I don't like to call myself stupid, but that is the phrase I'm parodying, so there it is.
There are two very real reasons I'm rarely writing, but then again, I think it goes deeper.
Blogs are fueled by emotion. The best infertility blogs blend either humor and pathos or just pathos and sheer volume of words/posts. My blog has always been a place were I wrote somewhat carefully thought out, carefully felt out, posts that cleared the decks for me, and opened a connection to you all. Back in 2008, Blogher was near my town,and I went to have dinner with the awesome Cecily and we talked about my blog, and hers and she said something like "I just can't read IF blogs, it's just so painful." I think Tori was 2 at the time. I get it now. I really get it. .
So I've been thinking about why I don't write more. I truly wanted to keep this as a journal of our first year, I wanted the boys to be able to read through this blog and feel as if they can see their little lives unfolding, and in turn, know me.
But it hasn't worked out that way. When they were in the NICU I was pumping every two hours and running back and forth from the hospital. When they came home I was wrestling with breastfeeding and integrating the new reality of being a mother. And then sometimes, my arms and hands hurt so much I couldn't type. That may derail me tonight.

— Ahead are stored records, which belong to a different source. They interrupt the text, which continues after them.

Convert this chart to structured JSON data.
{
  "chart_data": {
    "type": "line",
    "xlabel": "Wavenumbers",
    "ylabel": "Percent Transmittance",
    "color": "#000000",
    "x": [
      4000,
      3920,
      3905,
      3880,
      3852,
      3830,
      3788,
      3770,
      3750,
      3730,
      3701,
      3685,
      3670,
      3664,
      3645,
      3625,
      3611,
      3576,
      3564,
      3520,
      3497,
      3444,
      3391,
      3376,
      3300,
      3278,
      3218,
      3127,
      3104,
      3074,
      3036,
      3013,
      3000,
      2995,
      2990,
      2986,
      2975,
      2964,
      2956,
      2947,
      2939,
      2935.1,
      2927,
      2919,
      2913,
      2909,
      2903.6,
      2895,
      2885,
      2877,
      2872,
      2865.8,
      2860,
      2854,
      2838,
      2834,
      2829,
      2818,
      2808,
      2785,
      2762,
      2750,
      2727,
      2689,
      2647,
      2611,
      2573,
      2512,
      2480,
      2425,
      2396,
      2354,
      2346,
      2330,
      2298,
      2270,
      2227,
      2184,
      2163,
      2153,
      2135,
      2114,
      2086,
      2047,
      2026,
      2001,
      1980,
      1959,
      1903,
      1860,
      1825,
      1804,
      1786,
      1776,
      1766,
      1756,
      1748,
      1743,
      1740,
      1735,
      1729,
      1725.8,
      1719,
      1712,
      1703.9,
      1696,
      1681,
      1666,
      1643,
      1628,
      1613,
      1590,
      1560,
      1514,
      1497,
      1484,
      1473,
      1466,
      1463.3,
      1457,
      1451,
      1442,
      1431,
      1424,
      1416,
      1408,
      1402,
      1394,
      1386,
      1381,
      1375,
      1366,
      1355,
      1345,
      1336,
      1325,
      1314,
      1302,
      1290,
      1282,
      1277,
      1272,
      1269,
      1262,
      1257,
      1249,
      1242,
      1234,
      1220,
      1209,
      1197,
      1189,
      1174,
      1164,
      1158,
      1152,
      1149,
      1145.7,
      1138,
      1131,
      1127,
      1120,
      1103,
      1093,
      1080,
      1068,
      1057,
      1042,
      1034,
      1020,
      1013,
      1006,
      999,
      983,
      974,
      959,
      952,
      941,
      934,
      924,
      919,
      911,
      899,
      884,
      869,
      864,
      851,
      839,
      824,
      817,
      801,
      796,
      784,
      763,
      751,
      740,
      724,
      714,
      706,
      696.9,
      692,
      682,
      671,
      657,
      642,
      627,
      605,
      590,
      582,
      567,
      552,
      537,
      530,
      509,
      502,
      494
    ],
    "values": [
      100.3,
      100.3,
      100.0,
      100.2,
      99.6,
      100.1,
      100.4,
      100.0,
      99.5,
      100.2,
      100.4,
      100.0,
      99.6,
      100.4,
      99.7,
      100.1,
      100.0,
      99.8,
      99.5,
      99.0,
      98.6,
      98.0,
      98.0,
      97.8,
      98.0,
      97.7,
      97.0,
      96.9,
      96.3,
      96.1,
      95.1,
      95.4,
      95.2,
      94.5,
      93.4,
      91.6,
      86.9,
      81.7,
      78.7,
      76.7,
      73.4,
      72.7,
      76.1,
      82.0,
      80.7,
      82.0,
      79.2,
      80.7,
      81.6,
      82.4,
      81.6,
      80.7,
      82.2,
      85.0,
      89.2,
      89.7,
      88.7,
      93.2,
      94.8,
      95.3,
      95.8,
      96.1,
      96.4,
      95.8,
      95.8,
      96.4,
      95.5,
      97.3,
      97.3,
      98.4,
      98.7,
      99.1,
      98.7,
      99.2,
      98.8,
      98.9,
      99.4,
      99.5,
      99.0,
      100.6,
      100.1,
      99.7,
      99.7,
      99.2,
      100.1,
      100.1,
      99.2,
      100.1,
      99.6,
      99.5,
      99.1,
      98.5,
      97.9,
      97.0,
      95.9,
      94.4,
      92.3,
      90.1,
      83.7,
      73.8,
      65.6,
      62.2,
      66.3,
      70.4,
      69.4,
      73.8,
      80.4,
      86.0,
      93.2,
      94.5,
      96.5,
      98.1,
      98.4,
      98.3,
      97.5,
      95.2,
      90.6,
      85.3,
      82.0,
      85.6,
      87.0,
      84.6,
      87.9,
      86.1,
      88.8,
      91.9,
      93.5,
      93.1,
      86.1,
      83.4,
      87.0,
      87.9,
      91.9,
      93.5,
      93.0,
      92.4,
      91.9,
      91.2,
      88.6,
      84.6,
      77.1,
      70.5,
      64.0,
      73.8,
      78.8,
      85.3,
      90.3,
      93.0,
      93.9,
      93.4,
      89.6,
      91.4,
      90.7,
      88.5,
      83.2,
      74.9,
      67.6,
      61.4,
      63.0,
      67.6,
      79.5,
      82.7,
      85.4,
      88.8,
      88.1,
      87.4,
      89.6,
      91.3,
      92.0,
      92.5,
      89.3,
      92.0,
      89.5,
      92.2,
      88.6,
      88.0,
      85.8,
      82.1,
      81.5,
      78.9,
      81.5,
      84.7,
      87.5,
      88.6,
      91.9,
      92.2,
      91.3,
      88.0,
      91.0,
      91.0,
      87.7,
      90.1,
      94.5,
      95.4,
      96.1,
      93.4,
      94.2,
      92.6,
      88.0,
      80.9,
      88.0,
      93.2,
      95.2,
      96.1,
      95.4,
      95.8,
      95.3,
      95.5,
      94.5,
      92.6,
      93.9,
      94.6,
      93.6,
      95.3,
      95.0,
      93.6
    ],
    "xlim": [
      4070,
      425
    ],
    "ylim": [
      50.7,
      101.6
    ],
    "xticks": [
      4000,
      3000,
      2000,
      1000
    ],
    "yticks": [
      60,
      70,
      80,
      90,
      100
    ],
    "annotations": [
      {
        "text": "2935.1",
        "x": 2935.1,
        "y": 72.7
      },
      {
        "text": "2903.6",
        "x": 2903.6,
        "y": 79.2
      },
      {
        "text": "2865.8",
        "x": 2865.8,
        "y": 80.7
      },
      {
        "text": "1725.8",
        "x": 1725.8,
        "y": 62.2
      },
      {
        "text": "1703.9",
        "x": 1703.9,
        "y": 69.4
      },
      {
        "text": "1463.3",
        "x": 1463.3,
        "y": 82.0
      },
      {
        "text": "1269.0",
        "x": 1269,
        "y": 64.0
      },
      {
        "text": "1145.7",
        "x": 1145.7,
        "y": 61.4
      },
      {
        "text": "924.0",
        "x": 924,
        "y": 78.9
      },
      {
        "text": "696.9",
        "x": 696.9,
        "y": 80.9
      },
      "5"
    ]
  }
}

No matter what the constraints are, another fierce reality is that I am struggling with IF and Preemie PTSD. One aspect of PTSD is shutting down, becoming numb. I am either numb, or a wobbly weepy mess when I think about what could have happened, even though it didn't. If they had been born the day of my baby shower, they wouldn't have lived. As it was, their lungs at nearly 29 weeks were very immature. We could have lost them. Juice could have not recovered from his neumothroax. He could have died. He could have died. He could have died. It doesn't matter that he didn't, it matters that he could have. There are moments when I am so shaken at the thought of his dying that I snatch him up and kiss him and hold him and thank him for being so strong. And there are moments when my mind goes to the bad place ,and I imagine trying to make it thru if he had died. So I stay numb. And I don't write, and I don't feel.
The other piece that haunts me is that we could have never gotten to the point of having children at all. When I read about failed adoptions, embryo adoptions not working, miscarriages, all of it. It all makes my heart catch in my throat and for a moment I am that person. I am the person who pushed all the boundaries, took all the chances and came away with no child. Of course I didn't, but right now, I feel quite raw.
Of course,this all makes sense in the context of it being around the time I got my positive and my first ultrasound confirming that we had two babies on the way. Nothing quite like an anniversary to get the feelings stirred up!
The aspect of IF that I have dealt with, and does seem to have stuck, is the loss of my genetic connection. I am aware of their origins, but I don't feel threatened or displaced like I feared I would. I wonder what the donors would see, who they would see, if they could see the boys. A mother's smile? Grandfathers ears? Their own features? For me,they are new beings, fresh and new. Someday when they are older, if they choose to contact their donors, we may have the answers to some of these questions, but until then, they are just my beautiful boys.
What is still so raw, and so drenched in horror is the very real bullets we dodged of never having children at all, giving birth before they could exist on the outside, and illnesses. Two of the three are dodged, but the last one isn't.
Eileen is sitting a vigil at her daughters side while she fights a serious kidney infection. I read that and I feel so sad and scared for her, and then my own terror at the thought of one of the boys, or both of the boys getting sick, and frankly dying, shoots to the surface.
In terms of dealing with the PTSD around their prematurity, I'm planning to read Alexa's book, and let her give words to some of my experience. I just don't have them yet.
But I am here. I am loved, and loving my boys. They are darling. They smile at me. ME! They snuggle into my body, and are a miracle each and every day. In the moments when I'm overwhelmed and exhausted and feeling like I bit off way more than I can chew by choosing to have twins, I realize I could have no babies, or worse, could have lost one or both of them, and I am restored.